POR BRUNO CICARELLI
—Ven, vamos a abrazar a nuestro dulce de tiramisú.
Me dice mi hermosa diosa de ébano y yo… yo estoy que me muero. Me duele el pecho y tengo ganas de llorar ¿me estaré muriendo?
Es que todo esto es tan repentino, hace nada nos estábamos conociendo en una sala de hospital y ahora… ahora dejaba sin pelear siquiera un poquito que mi niña, mis ojos, mi vida entera le diera el sí a un hombre que le dobla la edad.
Bueno, ni tanto, son solo ocho años, casi nueve…
—No. Me resisto, no quiero.
—Bruno…
—Es que…
—Nada, amor. Ella es lo suficientemente madura y el paso que está dando debe ser un orgullo para nosotros, quiere decir que lo hemos hecho bien, amor.

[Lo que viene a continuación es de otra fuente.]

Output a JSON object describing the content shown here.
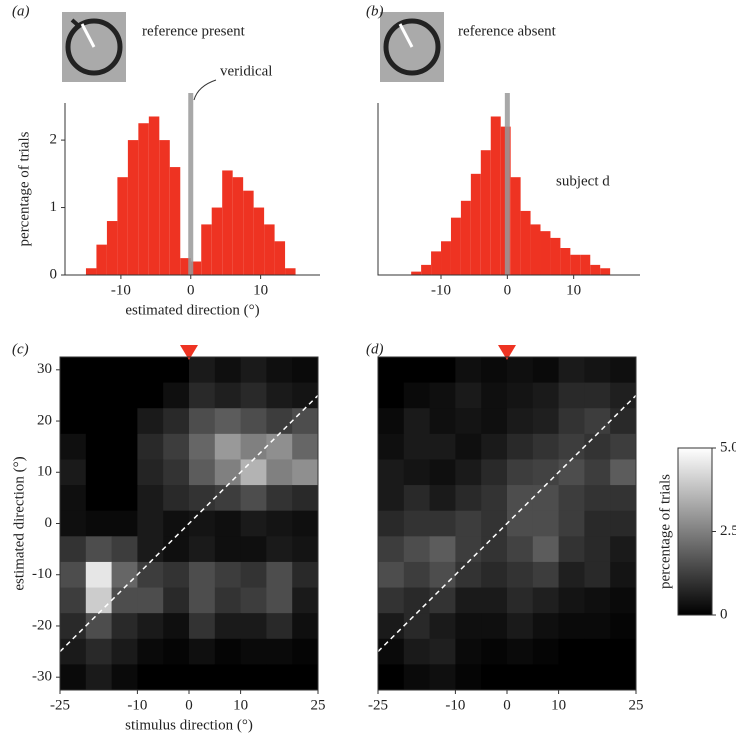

—Ay, mi Brunis, si vieras lo lindo que fue ese muchacho recurriendo a nosotros para ayudarlo con la propuesta—me dice una traidora que se limpia las lagrimas que salen de sus ojos.
—¿Tú, Alma? ¿tú lo ayudaste?
—Pues claro, el muchacho me pidió ayuda y quién era yo para negársela.